What excites me most is to see the midwives sharing their knowledge in medicinal plants, and the women beginning to rediscover how to make candles with Melipona Bee wax. It makes me very happy visiting the 15 families that are in the project, and observing their progress from what they have learnt in the Solar Maya project.
They always have a proposal or a suggestion to make things better, are keen to transform their future and show a great ability to regain their culture, making the most of now and boosting their own development.
Q: What motivates you?
Virgilio: It is very important to give the world the message that the Mayan culture is alive, and has a great ability to renew our hearts and our minds.
But we also need to create a positive reflection of the Mayan communities, so they can recognize themselves by knowing that their own culture and ways of working are valued. Thus having the opportunity to renew a generational interest, based on actions that will enable them to live better lives, without losing their culture and traditions. with greater possibilities in life.
I am also motivated by the opportunity to see children happy, participating, and seeing that their communities have changed in positive ways.
Changes that can be addressed by community leaders themselves, without the need for large companies to overstretch their natural resources. To witness of the new Mayan leadership, boosting welfare, ecotourism, developing new products, new alternatives to increase a better quality of life, with these possibilities arising from the ideas of the Mayan culture and its people.
Q: Do you feel your efforts are rewarded?
Virgilio: I think the greatest reward is to see more people learning and sharing the experience with their families, with groups, promoting productive projects. These days many restaurants in Tulum and Playa del Carmen and Cancun are buying organic produce from the Mayan communities.
My greatest appreciation for this effort is seeing these communities selling their fair trade organic products and starting to have resources that they didn’t have before.
The big challenge is to involve many more entrepreneurs, citizens, foreigners, volunteers – people who are ready to work with the Mayan communities, hear them and to recognize that they can work together with them, striding forth.
Q: If you had your way, everyone in the world would spend five minutes a day…

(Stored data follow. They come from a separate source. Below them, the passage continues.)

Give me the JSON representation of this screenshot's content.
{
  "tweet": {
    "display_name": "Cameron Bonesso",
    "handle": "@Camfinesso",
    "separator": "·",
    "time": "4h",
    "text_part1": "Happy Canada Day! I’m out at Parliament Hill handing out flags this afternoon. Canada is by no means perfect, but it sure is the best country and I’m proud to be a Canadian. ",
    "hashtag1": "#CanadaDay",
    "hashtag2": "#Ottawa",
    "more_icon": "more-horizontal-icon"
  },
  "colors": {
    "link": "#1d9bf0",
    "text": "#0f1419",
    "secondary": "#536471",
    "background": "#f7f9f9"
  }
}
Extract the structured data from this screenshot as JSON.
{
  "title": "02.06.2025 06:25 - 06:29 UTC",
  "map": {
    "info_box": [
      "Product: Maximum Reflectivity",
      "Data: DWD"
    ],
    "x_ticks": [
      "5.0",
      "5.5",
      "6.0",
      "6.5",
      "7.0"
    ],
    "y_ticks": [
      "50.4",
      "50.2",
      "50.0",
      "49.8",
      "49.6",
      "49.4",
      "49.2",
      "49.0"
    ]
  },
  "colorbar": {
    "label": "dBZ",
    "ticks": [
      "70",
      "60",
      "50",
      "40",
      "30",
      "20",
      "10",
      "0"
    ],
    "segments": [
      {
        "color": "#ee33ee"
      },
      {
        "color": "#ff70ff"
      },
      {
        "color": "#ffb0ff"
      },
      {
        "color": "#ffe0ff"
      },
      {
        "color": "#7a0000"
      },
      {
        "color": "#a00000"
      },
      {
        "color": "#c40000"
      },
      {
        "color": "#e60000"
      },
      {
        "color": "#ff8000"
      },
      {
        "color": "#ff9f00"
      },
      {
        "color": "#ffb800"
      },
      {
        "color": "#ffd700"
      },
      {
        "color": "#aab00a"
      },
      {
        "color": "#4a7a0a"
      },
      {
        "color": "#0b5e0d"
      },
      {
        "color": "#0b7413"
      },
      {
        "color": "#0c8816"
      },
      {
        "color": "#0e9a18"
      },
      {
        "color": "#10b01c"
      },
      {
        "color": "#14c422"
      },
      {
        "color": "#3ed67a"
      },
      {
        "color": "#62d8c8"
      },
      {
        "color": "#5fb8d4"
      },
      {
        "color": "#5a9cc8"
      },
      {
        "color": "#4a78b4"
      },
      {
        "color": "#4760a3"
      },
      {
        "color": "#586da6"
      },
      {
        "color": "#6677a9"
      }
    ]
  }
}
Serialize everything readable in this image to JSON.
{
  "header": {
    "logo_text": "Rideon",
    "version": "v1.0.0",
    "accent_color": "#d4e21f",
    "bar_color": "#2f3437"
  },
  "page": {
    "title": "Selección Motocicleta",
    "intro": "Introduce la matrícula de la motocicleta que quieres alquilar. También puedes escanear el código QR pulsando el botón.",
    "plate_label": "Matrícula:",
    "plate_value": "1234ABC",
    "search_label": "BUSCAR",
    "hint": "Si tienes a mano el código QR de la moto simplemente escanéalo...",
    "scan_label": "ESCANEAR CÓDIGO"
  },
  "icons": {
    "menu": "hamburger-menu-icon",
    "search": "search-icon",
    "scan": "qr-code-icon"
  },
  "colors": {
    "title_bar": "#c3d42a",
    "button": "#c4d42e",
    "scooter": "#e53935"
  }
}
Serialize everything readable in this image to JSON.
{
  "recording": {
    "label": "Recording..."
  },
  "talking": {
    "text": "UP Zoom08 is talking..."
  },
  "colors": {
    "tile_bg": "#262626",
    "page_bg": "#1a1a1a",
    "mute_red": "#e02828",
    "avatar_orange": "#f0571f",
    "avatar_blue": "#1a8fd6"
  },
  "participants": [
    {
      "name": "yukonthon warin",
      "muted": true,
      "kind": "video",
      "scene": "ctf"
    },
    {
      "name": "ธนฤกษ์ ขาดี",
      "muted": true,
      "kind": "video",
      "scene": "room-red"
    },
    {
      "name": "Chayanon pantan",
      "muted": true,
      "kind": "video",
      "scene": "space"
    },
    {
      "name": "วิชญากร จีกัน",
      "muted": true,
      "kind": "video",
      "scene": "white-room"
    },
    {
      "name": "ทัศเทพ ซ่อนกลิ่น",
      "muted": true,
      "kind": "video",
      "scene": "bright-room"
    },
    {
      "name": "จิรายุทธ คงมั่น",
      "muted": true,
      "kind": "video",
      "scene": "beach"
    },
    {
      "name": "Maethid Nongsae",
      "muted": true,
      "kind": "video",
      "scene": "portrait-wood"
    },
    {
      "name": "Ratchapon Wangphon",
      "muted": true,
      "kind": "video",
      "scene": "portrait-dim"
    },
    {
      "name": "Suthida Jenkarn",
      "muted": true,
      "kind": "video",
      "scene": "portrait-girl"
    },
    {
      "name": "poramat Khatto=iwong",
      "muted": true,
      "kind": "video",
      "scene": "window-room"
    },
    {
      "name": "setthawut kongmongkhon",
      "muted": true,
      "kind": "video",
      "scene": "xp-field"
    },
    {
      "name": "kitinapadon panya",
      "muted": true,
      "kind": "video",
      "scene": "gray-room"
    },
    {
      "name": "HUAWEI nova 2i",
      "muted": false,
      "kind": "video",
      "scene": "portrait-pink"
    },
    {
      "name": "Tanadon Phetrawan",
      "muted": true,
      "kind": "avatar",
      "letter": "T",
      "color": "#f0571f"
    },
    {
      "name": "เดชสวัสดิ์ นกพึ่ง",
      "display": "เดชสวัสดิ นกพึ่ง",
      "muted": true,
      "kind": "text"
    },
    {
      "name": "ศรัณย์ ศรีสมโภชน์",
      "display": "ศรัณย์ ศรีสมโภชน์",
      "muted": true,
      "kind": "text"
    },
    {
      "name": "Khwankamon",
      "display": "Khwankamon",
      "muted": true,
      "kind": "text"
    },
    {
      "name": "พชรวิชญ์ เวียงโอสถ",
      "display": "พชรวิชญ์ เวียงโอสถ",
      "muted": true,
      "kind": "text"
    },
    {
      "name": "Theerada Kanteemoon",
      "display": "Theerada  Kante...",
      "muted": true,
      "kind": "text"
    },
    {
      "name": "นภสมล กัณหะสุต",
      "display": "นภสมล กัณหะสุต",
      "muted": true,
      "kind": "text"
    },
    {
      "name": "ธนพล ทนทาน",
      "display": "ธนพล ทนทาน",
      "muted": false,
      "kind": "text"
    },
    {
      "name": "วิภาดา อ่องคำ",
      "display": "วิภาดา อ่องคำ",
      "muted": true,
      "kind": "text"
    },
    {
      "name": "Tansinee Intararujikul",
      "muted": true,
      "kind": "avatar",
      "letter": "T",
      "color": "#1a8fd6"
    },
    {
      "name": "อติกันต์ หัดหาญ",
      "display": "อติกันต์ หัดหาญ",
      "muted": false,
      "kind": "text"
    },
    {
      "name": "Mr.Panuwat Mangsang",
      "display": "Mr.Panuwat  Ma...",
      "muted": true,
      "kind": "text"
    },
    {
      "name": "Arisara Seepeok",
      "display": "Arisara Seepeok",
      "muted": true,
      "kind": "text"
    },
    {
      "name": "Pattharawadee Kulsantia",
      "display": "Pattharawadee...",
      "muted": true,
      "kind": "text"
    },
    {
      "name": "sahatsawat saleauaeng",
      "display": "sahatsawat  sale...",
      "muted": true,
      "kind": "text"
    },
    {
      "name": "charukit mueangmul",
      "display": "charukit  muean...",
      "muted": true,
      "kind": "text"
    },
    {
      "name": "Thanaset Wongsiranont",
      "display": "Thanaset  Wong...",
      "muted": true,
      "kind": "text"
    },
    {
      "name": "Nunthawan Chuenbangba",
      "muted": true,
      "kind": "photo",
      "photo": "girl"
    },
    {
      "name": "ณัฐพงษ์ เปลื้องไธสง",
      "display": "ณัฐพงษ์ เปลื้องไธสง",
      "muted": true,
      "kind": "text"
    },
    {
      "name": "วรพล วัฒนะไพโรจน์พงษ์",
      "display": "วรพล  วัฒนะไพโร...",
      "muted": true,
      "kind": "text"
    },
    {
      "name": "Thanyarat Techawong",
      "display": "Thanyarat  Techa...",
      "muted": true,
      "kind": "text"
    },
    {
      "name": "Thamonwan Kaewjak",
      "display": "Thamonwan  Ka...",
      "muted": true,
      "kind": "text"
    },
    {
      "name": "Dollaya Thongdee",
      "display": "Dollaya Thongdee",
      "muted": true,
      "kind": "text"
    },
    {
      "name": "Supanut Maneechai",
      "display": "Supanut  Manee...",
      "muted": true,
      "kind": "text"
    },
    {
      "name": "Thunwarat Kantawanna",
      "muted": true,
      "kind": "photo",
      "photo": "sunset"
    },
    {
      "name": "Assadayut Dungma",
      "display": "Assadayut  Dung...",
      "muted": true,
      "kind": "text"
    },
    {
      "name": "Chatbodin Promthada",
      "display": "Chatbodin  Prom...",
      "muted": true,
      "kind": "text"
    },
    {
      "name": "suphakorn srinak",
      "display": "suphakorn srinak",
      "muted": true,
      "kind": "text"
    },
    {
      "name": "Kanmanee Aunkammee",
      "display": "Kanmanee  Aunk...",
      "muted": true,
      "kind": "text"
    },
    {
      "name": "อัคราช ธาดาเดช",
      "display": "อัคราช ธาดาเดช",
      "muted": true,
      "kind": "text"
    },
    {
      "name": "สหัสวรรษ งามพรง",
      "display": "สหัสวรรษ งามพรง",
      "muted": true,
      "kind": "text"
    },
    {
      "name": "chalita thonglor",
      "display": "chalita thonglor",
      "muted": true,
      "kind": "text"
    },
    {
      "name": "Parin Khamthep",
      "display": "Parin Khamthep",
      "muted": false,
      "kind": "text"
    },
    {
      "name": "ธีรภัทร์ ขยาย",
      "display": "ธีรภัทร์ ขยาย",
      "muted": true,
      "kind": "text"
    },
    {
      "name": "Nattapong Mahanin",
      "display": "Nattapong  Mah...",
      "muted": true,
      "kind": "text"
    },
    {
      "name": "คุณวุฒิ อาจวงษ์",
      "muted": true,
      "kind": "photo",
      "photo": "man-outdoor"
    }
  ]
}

Virgilio: The primary key to the welfare of our communities, is to understand the world differently. To find balance within depends upon the input and effort each of us contribute, making the most of our opportunities, to be happy within our family, to prosper and share with the community to which we belong. Sharing needs to be an integral part of what we do, every single day.
Virgilio Gómez Morales is a Sociologist and Master of Regional Development and Environment, specialises in developing social programs and environmental responsibility.
He has spent more than 20 years creating programs to combat poverty. As well a the Solar Maya project, Virgilio is reviving and promoting Mayan culture, Maya Herbal research development, and is helping to save the Melipona Bee. He also promotes sustainable self-management groups in various communities.
He is writing a Guide for Mayan Remedies in conjunction with an important Mayan healer, Nahuat Bartolome Pot, and advises governments and businesses on how to start a green path toward sustainability.